I was suprised that alcohol content also directly affected the density of the wine. I was also suprised that there were very few strong relationships between the inputs & quality rating output. The majority of the plots show a lack of consistency which negates any idea of a strong correlations.
No, I did not.
## Min. 1st Qu. Median Mean 3rd Qu. Max.
## 3.000 5.000 6.000 5.878 6.000 9.000
Quality rating displayed as an output of the wine observation data in the form of a Histogram. This bar plot of Wine Quality shows that most ratings fall between 5 and 7, which is consistent with the dataset’s description that there are much more normal wines than excellent or poor ones.

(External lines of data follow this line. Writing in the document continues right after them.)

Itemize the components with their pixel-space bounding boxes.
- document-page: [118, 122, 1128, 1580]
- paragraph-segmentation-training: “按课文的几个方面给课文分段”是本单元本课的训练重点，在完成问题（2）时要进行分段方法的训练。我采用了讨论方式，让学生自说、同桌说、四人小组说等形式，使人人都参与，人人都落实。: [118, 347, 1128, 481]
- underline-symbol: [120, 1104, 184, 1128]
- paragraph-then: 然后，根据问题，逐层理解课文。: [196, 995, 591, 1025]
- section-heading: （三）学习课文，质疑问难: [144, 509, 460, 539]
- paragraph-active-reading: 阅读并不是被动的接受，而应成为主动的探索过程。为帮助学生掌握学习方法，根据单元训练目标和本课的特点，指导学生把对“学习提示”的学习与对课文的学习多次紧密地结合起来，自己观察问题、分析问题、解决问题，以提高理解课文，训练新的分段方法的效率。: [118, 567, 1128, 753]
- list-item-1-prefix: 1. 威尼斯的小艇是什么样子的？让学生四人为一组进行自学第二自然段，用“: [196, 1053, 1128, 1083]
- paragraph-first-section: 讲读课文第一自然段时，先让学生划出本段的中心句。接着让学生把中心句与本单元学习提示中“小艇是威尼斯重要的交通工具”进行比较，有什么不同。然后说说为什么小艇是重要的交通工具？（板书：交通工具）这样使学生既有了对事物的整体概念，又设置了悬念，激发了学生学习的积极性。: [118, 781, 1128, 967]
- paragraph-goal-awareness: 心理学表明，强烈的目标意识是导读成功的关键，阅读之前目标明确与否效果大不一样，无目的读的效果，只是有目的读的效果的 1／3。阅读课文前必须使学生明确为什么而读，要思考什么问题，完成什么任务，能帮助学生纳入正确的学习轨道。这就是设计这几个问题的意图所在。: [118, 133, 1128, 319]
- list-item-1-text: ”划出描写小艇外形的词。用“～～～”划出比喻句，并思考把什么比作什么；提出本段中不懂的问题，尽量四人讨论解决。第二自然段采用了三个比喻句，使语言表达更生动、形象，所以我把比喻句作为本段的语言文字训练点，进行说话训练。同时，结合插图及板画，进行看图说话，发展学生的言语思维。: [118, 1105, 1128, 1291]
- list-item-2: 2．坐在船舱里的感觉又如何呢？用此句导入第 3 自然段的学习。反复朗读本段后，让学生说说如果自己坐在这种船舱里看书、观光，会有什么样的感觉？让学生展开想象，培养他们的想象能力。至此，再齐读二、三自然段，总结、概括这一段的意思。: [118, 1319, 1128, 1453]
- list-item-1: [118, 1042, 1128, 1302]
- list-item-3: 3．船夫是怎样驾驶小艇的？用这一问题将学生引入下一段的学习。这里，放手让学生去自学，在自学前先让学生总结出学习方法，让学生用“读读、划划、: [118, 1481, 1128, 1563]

Box plot displaying the range of alcohol (%/vol) for each Quality rating as a number. This plot confirms my analysis that the wines with a higher than average alcohol content are also the wines with the highest quality ratings. Had I created qrating earlier in the project, I could have displayed the quality rating data on a simpler plot by using the three tier rating scale that was utilized for testing. ‘qrating’ allows me to display this finding more clearly.
This scatter plot shows another representation of the correlation between Alcohol content, quality rating, and density. I also made use of a green color palette, to differentiate the ‘dvalue’ plot from previous ‘qrating’ plots.
The density value is categorized as Low (Values < 0.9917), Average (between 0.9917 & 0.9961), & High (values > 0.9961).
This representation shows a more useful depiction, which can be interpreted that as the alcohol percentage increases, the level of density falls and vice versa. So both a lower density & higher alcohol content positively affect the quality rating. With a correlation coefficient of -0.78 for Alcohol/Density, -0.31 Quality/Density & 0.43 Quality/Alcohol, this plot appears to be the most effective in displaying the strongest correlations, as sugar was found to have no bearing on quality.
——
The White Wine dataset contains 4898 observations with 13 features. Of the 13 features there are 11 input features, one output feature, and one unique identifier. The purpose of this Exploratory Data Analysis was to determine which features impact the quality of the wine.
I initially used histograms to display the data, but I was not able to determine any correlations. Scatter plots provided more intuitive visualizations that could be easily decoded. The use of Bivariate Plots allowed me to obtain correlations. These plots helped me determine that residual.sugar & density shared the strongest correlation. I then used their strong correlation to determine if they affected quality jointly or individually. I discovered that density affected quality, but residual.sugar did not. The second strongest correlation was between alcohol & density and they jointly affected White Wine quality. The third strongest correlation was between alcohol & residual.sugar, however my plot again confirmed that residual.sugar did not appear to affect quality. The fourth strongest correlation was between free.sulfur.dioxide & total.sulfur.dioxide, but total.sulfur.dioxide had more impact on quality than free.sulfur.dioxide.
In conclusion, my prediction that the three features fixed.acidity, residual.sugar, & alcohol affect wine quality proved to be incorrect. Of those features, only alcohol was proven to affect wine quality. In addition to alcohol, density was also shown to affect wine quality. Based on these findings, I would use alcohol percentage and density to predict White Wine quality in an future investigations.